One notable contribution to stunted growth is a lack of sanitation—an example of this is countries where public defecation is practiced. The ingestion of high quantities of fecal bacteria by young children through putting soiled fingers or household items in the mouth leads to intestinal infections. This affects children's nutritional status by diminishing appetite, reducing nutrient absorption, and increasing nutrient loss.
Research on a global level has found that the proportion of stunting that could be attributed to five or more episodes of diarrhea before two years of age was 25%. Since diarrhea is closely linked with water, sanitation, and hygiene, this is a good indicator of the connection between WASH and stunted growth. To what extent improvements in drinking water safety, toilet use and good handwashing practices contribute to reducing stunting depending on how bad these practices were prior to interventions.

Environmental enteropathy

The condition termed environmental enteropathy is proposed as an immediate causal factor of childhood stunting. This is an asymptomatic small intestinal disorder characterized by chronic gut inflammation, reduced absorptive surface area, and disruption of intestinal barrier function. This small bowel disorder can be attributed to sustained exposure to intestinal pathogens caused by fecal contamination of food and water.
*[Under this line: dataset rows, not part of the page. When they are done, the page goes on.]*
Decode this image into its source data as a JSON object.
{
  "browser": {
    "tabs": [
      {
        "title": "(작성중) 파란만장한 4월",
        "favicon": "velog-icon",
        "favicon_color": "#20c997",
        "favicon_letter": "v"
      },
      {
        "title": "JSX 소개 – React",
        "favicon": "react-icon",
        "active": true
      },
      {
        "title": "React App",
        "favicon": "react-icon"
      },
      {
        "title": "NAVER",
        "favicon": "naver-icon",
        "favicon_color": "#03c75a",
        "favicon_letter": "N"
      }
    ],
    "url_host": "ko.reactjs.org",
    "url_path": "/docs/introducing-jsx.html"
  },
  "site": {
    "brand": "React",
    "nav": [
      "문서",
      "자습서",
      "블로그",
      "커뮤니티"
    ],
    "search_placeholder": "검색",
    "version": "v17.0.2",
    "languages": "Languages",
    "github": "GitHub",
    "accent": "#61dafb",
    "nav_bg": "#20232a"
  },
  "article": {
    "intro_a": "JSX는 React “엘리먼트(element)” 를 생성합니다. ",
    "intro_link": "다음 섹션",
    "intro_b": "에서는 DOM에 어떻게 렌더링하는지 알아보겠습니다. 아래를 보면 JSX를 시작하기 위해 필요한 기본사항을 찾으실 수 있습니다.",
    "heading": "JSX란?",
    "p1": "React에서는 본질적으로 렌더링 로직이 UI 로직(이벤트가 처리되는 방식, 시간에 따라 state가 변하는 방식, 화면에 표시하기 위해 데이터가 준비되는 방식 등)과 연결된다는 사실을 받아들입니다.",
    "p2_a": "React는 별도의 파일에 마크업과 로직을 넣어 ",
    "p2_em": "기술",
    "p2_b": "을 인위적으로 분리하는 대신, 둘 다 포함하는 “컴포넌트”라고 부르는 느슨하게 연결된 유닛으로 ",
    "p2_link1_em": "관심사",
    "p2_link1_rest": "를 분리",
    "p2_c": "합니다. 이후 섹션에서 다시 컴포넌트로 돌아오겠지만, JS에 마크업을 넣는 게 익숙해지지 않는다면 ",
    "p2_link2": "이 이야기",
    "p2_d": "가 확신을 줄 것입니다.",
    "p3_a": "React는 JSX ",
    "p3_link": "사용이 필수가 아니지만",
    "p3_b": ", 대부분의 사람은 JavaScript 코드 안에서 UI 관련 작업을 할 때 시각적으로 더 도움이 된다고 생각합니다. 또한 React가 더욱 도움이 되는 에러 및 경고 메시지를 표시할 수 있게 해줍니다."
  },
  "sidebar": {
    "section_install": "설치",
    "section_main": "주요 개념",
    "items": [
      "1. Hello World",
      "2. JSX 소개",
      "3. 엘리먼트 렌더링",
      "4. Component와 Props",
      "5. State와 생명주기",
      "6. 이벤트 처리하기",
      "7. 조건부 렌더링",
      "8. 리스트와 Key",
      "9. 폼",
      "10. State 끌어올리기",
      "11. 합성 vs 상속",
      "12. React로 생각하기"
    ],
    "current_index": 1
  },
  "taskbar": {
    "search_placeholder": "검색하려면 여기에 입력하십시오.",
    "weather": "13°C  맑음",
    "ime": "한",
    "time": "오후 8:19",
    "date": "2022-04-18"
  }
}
Recent evidence confirmed a causal relationship between stunted growth and environmental enteropathy in children. Several studies are also underway to examine the link between this condition and stunted growth. The exact parthenogenesis of environmental enteropathy causing linear growth failure is unclear, but it is hypothesized that a chronic inflammatory state and impaired absorption associated with this condition may inhibit bone growth and affect linear growth during the early years of life.

Diagnosis

Growth stunting is identified by comparing measurements of children's heights to the World Health Organization 2006 growth reference population: children who fall below the fifth percentile of the reference population in height for age are defined as stunted, regardless of the reason. The lower than fifth percentile corresponds to less than two standard deviations of the WHO Child Growth Standards median.
As an indicator of nutritional status, comparisons of children's measurements with growth reference curves may be used differently for populations of children than for individual children. The fact that an individual child falls below the fifth percentile for height for age on a growth reference curve may reflect normal variation in growth within a population: the individual child may be short simply because both parents carried genes for shortness and not because of inadequate nutrition. However, if substantially more than 5% of an identified child population have height for age that is less than the fifth percentile on the reference curve, then the population is said to have a higher-than-expected prevalence of stunting, and malnutrition is generally the first cause considered.